Effects of cocaine hydrolase on cocaine self-administration under a PR schedule and during extended access (escalation) in rats

Abstract

Previously, Albu-CocH, a cocaine hydrolase derived from human butyrylcholinesterase, blocked cocaine-induced reinstatement of drug seeking in rats. In the present study, rats were treated with Albu-CocH while self-administering cocaine under a progressive ratio (PR) schedule during 2-h sessions and under a fixed-ratio 1 (FR 1) schedule during 6-h sessions. In experiment 1, rats were treated with saline or Albu-CocH (2 or 4 mg/kg) before a single 2-h cocaine (0.2 mg/kg) self-administration (PR) session. In experiment 2, rats were treated with Albu-CocH or saline for the first seven of the 21-day 6-h sessions prior to cocaine (0.2 or 0.4 mg/kg) self-administration sessions (FR 1).

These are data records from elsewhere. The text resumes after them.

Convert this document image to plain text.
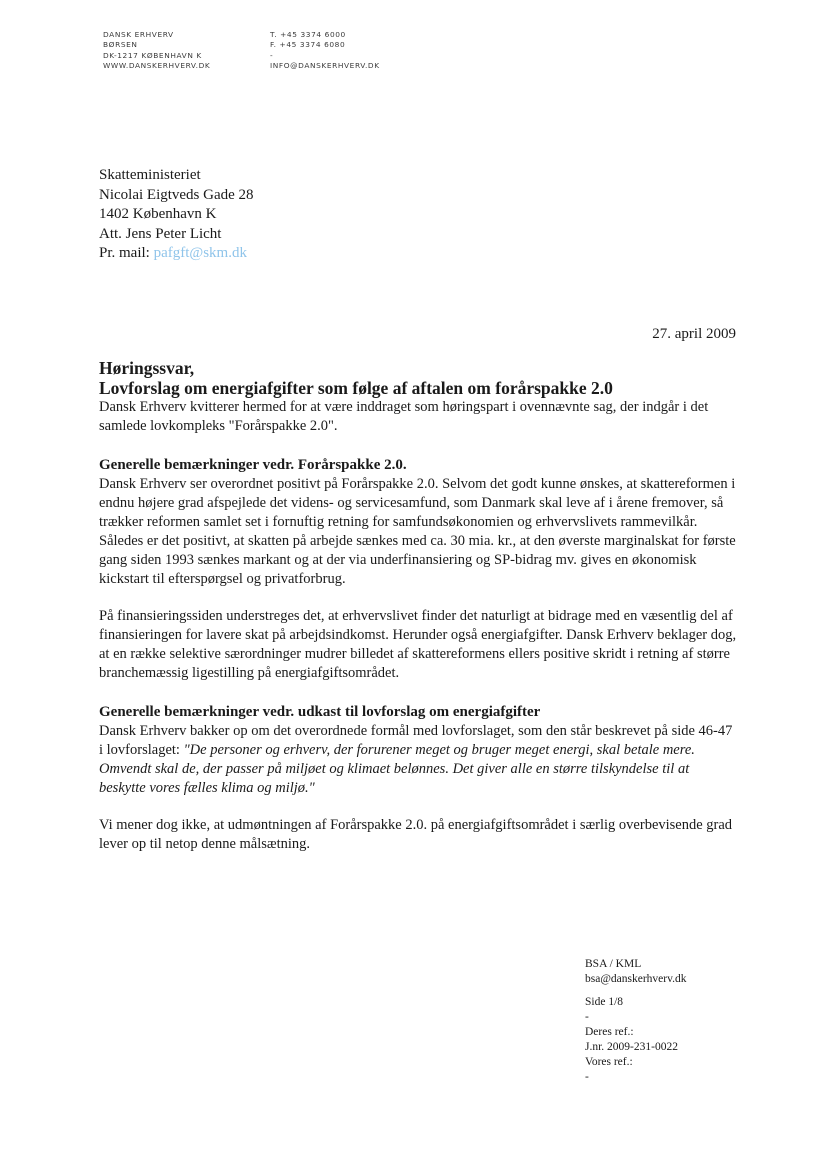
DANSK ERHVERV
BØRSEN
DK-1217 KØBENHAVN K
WWW.DANSKERHVERV.DK
T. +45 3374 6000
F. +45 3374 6080
-
INFO@DANSKERHVERV.DK
Skatteministeriet
Nicolai Eigtveds Gade 28
1402 København K
Att. Jens Peter Licht
Pr. mail: pafgft@skm.dk
27. april 2009
Høringssvar,
Lovforslag om energiafgifter som følge af aftalen om forårspakke 2.0

Dansk Erhverv kvitterer hermed for at være inddraget som høringspart i ovennævnte sag, der indgår i det samlede lovkompleks "Forårspakke 2.0".

Generelle bemærkninger vedr. Forårspakke 2.0.

Dansk Erhverv ser overordnet positivt på Forårspakke 2.0. Selvom det godt kunne ønskes, at skattereformen i endnu højere grad afspejlede det videns- og servicesamfund, som Danmark skal leve af i årene fremover, så trækker reformen samlet set i fornuftig retning for samfundsøkonomien og erhvervslivets rammevilkår. Således er det positivt, at skatten på arbejde sænkes med ca. 30 mia. kr., at den øverste marginalskat for første gang siden 1993 sænkes markant og at der via underfinansiering og SP-bidrag mv. gives en økonomisk kickstart til efterspørgsel og privatforbrug.

På finansieringssiden understreges det, at erhvervslivet finder det naturligt at bidrage med en væsentlig del af finansieringen for lavere skat på arbejdsindkomst. Herunder også energiafgifter. Dansk Erhverv beklager dog, at en række selektive særordninger mudrer billedet af skattereformens ellers positive skridt i retning af større branchemæssig ligestilling på energiafgiftsområdet.

Generelle bemærkninger vedr. udkast til lovforslag om energiafgifter

Dansk Erhverv bakker op om det overordnede formål med lovforslaget, som den står beskrevet på side 46-47 i lovforslaget: "De personer og erhverv, der forurener meget og bruger meget energi, skal betale mere. Omvendt skal de, der passer på miljøet og klimaet belønnes. Det giver alle en større tilskyndelse til at beskytte vores fælles klima og miljø."

Vi mener dog ikke, at udmøntningen af Forårspakke 2.0. på energiafgiftsområdet i særlig overbevisende grad lever op til netop denne målsætning.

BSA / KML
bsa@danskerhverv.dk
Side 1/8
-
Deres ref.:
J.nr. 2009-231-0022
Vores ref.:
-
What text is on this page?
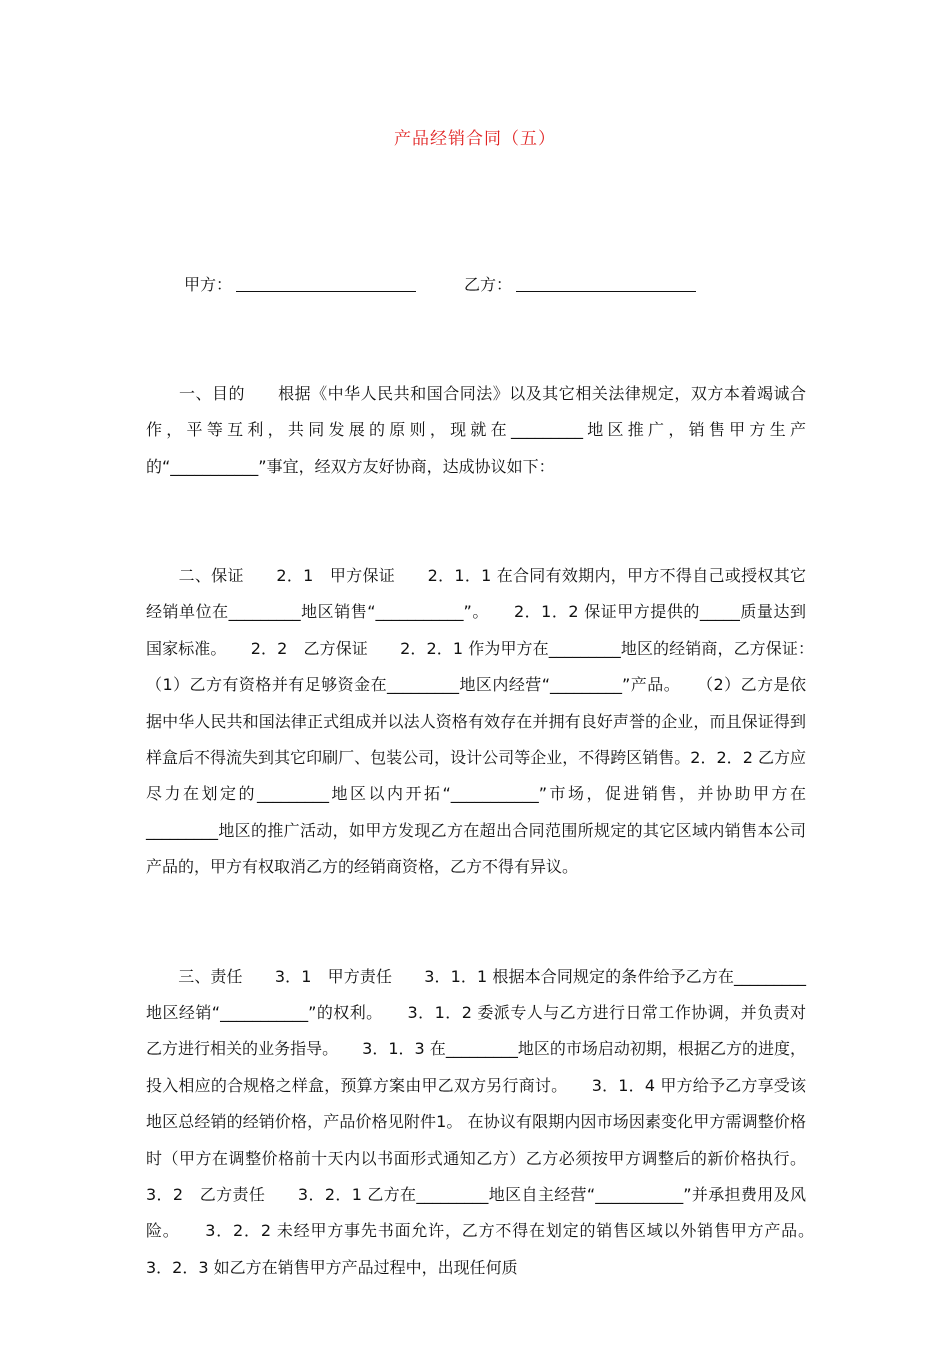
产品经销合同（五）

甲方：

	乙方：

　　一、目的　　根据《中华人民共和国合同法》以及其它相关法律规定，双方本着竭诚合作，平等互利，共同发展的原则，现就在_________地区推广，销售甲方生产的“___________”事宜，经双方友好协商，达成协议如下：

　　二、保证　　2．1　甲方保证　　2．1．1 在合同有效期内，甲方不得自己或授权其它经销单位在_________地区销售“___________”。　　2．1．2 保证甲方提供的_____质量达到国家标准。　　2．2　乙方保证　　2．2．1 作为甲方在_________地区的经销商，乙方保证：　　（1）乙方有资格并有足够资金在_________地区内经营“_________”产品。　　（2）乙方是依据中华人民共和国法律正式组成并以法人资格有效存在并拥有良好声誉的企业，而且保证得到样盒后不得流失到其它印刷厂、包装公司，设计公司等企业，不得跨区销售。2．2．2 乙方应尽力在划定的_________地区以内开拓“___________”市场，促进销售，并协助甲方在_________地区的推广活动，如甲方发现乙方在超出合同范围所规定的其它区域内销售本公司产品的，甲方有权取消乙方的经销商资格，乙方不得有异议。

　　三、责任　　3．1　甲方责任　　3．1．1 根据本合同规定的条件给予乙方在_________地区经销“___________”的权利。　　3．1．2 委派专人与乙方进行日常工作协调，并负责对乙方进行相关的业务指导。　　3．1．3 在_________地区的市场启动初期，根据乙方的进度，投入相应的合规格之样盒，预算方案由甲乙双方另行商讨。　　3．1．4 甲方给予乙方享受该地区总经销的经销价格，产品价格见附件1。 在协议有限期内因市场因素变化甲方需调整价格时（甲方在调整价格前十天内以书面形式通知乙方）乙方必须按甲方调整后的新价格执行。3．2　乙方责任　　3．2．1 乙方在_________地区自主经营“___________”并承担费用及风险。　　3．2．2 未经甲方事先书面允许，乙方不得在划定的销售区域以外销售甲方产品。　　3．2．3 如乙方在销售甲方产品过程中，出现任何质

In experiment 1, Albu-CocH (vs saline) reduced cocaine infusions immediately following treatment compared with sessions pretreatment and posttreatment. In experiment 2, the Albu-CocH-treated groups (vs saline) showed an initial twofold to threefold increase in 0.2 and 0.4 mg/kg cocaine infusions over the 7 days of treatment, but they decreased to the infusion levels of saline controls by day 7. Cocaine (0.4 mg/kg) intake in the saline-treated group was elevated during the last 3 days of 6-h access compared with the first 3 days, indicating an escalation effect. Responding for 0.4 mg/kg (but not 0.2 mg/kg) cocaine during 2-h sessions after the 21 days of 6-h access was elevated in the saline groups (compared with 2-h sessions before long access) but not in the Albu-CocH-treated groups. Albu-CocH decreased cocaine infusions under the PR schedule, indicating a reduced reward value of cocaine (experiment 1). However, Albu-CocH, compared with saline, temporarily increased cocaine infusions during long access. The post-long access 2-h cocaine intake was not increased in the Albu-CocH-treated groups as it was in the saline-treated groups. Albu-CocH is an effective agent for reducing cocaine reward under conditions of low cocaine exposure and chronic treatment.